The International HUG Foundation

Health Promotion

Poverty-related illness is a major cause of absenteeism and early school drop-out. Yet despite high rates of illness and disease among students, schools are unarmed to deal with these problems.


We are proud to be working to improve schools’ basic medical response.


In Uganda, a child that is sick at school is often sent home. However, for families of vulnerable children, they often don’t know how or have the resources to seek medical attention for their child. All too often, children sent home simply do not return to school or if they do, they are still unwell and begin the slide into chronic absenteeism.


Common reasons for high absenteeism or drop-out include malaria, digestive illnesses resulting from unclean food and water, respiratory illnesses, fungal infections that are spread among siblings living in close proximity, and burns from cooking or abuse. Many girls don’t attend school when they are menstruating, due to a lack of access to sanitary products or latrines.


Schools are also not well equipped to deal with emergencies – either accidents that happen at school or when children are so sick they must receive immediate medical attention.



Our four-phase program helps schools develop capacity to administer first aid and other basic medical treatment, create a systems of referral and follow-up, and promote health information and health literacy, aimed at improving children’s health and wellbeing and ability to succeed in school.


The four phases include:


Establish a safe place where children can seek help. Schools dedicate space to establish a basic sick bay and teachers volunteer to receive training on first aid and how to administer health information. Linkages to nearby government clinics are established where teachers can refer children who can receive treatment at little or no cost. It is through this work and the resulting documentation and analysis that schools learn the illnesses that affect their students most.


Scale training to other educators. In this phase, the trained teachers train other educators under the supervision of i.HUG’s partners. The initial thrust of the training includes first aid training, education on how to prevent accidents at school, how to administer basic treatment and follow-up, and when to refer to government clinics. As part of this phase, a health day for parents is held to inform them of the school’s work and how they can help their children stay healthy.

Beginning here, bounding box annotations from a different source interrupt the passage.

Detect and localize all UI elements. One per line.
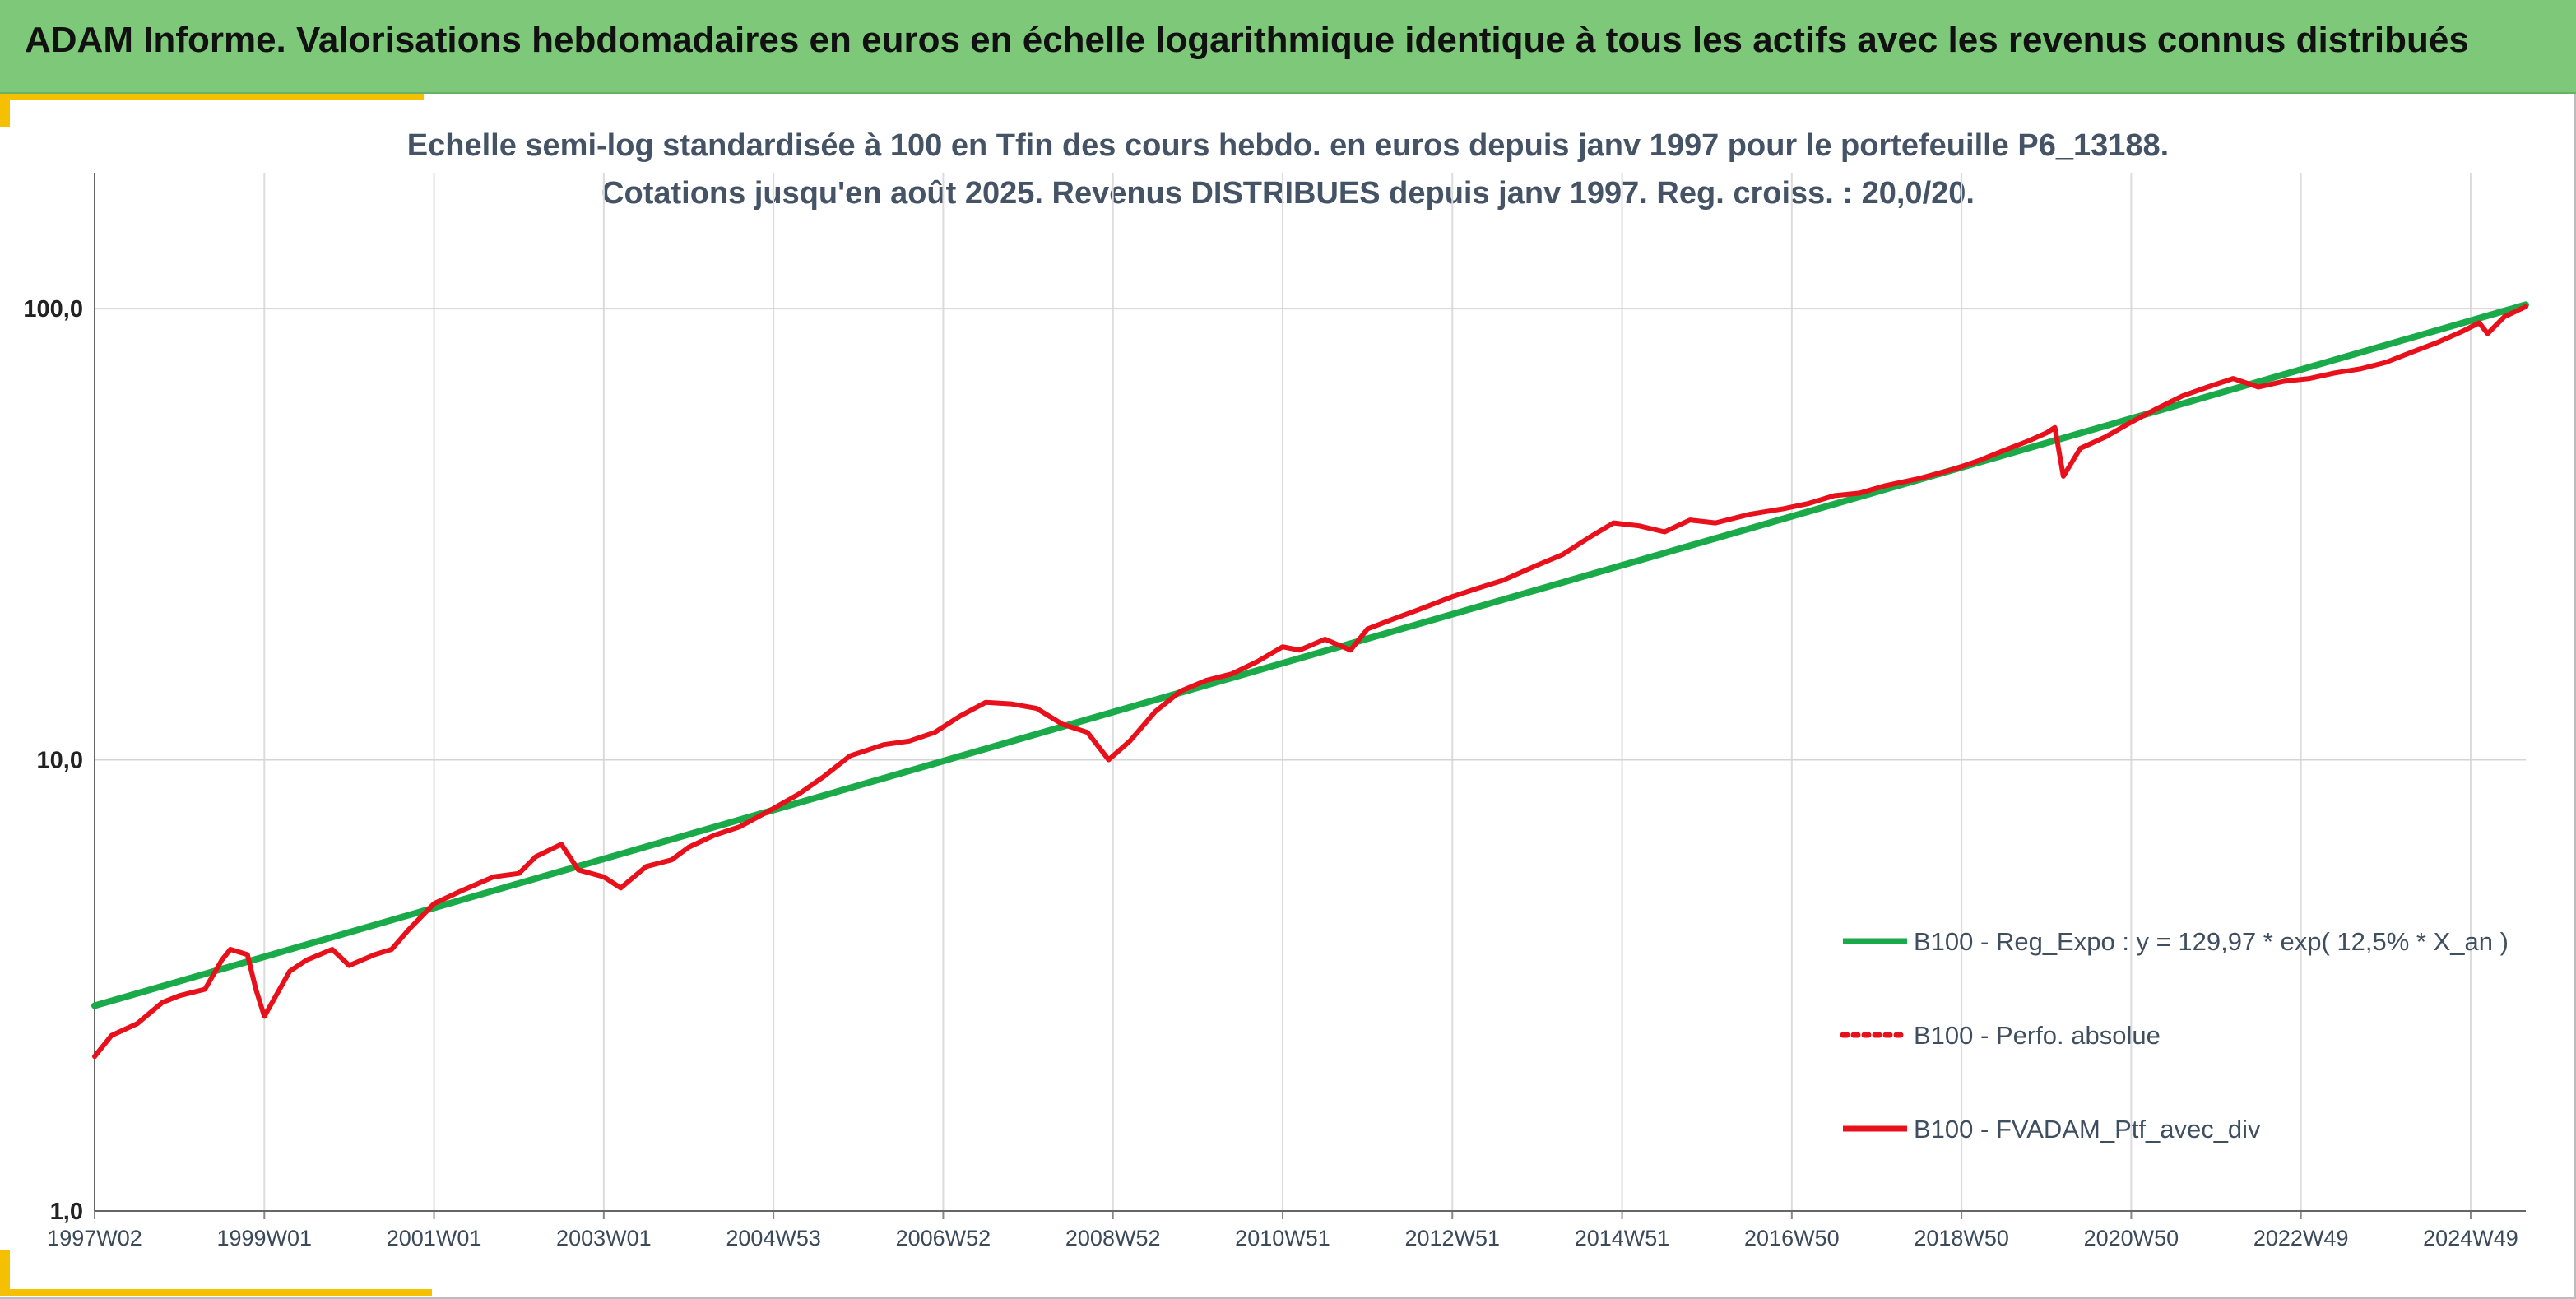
x-tick-label: 2024W49	[2423, 1226, 2518, 1250]
legend-label-0: B100 - Reg_Expo : y = 129,97 * exp( 12,5…	[1914, 927, 2509, 956]
y-tick-label: 100,0	[23, 296, 83, 322]
accent-bar-top-left	[0, 94, 424, 100]
x-tick-label: 2008W52	[1065, 1226, 1161, 1250]
header-bar: ADAM Informe. Valorisations hebdomadaire…	[0, 0, 2576, 94]
legend-label-2: B100 - FVADAM_Ptf_avec_div	[1914, 1115, 2261, 1144]
chart-frame	[0, 94, 2576, 1299]
y-tick-label: 10,0	[37, 748, 83, 774]
series-line-0	[91, 301, 2529, 1009]
y-tick-label: 1,0	[50, 1199, 83, 1225]
x-tick-label: 2001W01	[387, 1226, 482, 1250]
x-tick-label: 1997W02	[47, 1226, 142, 1250]
x-tick-label: 2018W50	[1914, 1226, 2009, 1250]
x-tick-label: 2022W49	[2253, 1226, 2349, 1250]
accent-bar-bottom-left	[0, 1289, 432, 1296]
grid-lines	[94, 173, 2526, 1211]
chart-title-line-1: Echelle semi-log standardisée à 100 en T…	[406, 128, 2170, 163]
series-line-2	[92, 304, 2528, 1060]
series-lines	[91, 301, 2529, 1060]
chart-title-line-2: Cotations jusqu'en août 2025. Revenus DI…	[601, 176, 1975, 211]
x-tick-label: 2020W50	[2084, 1226, 2179, 1250]
x-tick-label: 2016W50	[1744, 1226, 1840, 1250]
chart-title: Echelle semi-log standardisée à 100 en T…	[0, 122, 2576, 217]
legend-label-1: B100 - Perfo. absolue	[1914, 1021, 2161, 1050]
axes	[94, 173, 2526, 1219]
accent-bar-left-top	[0, 94, 10, 127]
x-tick-label: 2006W52	[896, 1226, 991, 1250]
x-tick-label: 1999W01	[216, 1226, 312, 1250]
x-tick-label: 2010W51	[1235, 1226, 1330, 1250]
x-tick-label: 2004W53	[726, 1226, 821, 1250]
legend: B100 - Reg_Expo : y = 129,97 * exp( 12,5…	[1840, 927, 2509, 1144]
header-title: ADAM Informe. Valorisations hebdomadaire…	[25, 20, 2469, 60]
accent-bar-left-bottom	[0, 1250, 10, 1293]
tick-labels: 1997W02 1999W01 2001W01 2003W01 2004W53 2006W…	[23, 296, 2518, 1250]
x-tick-label: 2003W01	[556, 1226, 652, 1250]
x-tick-label: 2014W51	[1575, 1226, 1670, 1250]
x-tick-label: 2012W51	[1404, 1226, 1500, 1250]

Empower students to help other students. Students can help other students live healthier lives and stay in school. Leading students volunteer for training and then can promote health information among their peers. These peer mentors, starting with girls, can educate girls on health and hygiene related to menstruation or may organize health events for the school on topics including preventing accidents and healthy lifestyles.


Make it sustainable. By training an appropriate number of teachers, schools ensure educators aren’t overly taxed and there is staff available to address students’ health needs, without taking on extra expenses. Meanwhile, school administrators can best direct whatever budget they do so it has a maximum impact on the student body. Once schools successfully complete the roll-out, they are folded into i.HUG’s network, receiving additional training, coaching, and if available, additional medical supplies.


We are currently partnering with a large primary school in Uganda, which had more than 1,000 students, and no organized response to treat them. They are in the process of rolling out this program, but have reported the following achievements:

-Major complaints of students have been addressed


-Students have a safe place to go where they can speak with staff about confidential health and other psychosocial issues


-A school bay has been established and there is proper documentation in place; There is place for pupils to rest when they are unwell


-The referral system is established and there has been consistent follow up with pupils


Additional progress is expected as the partner school continues to roll out the project.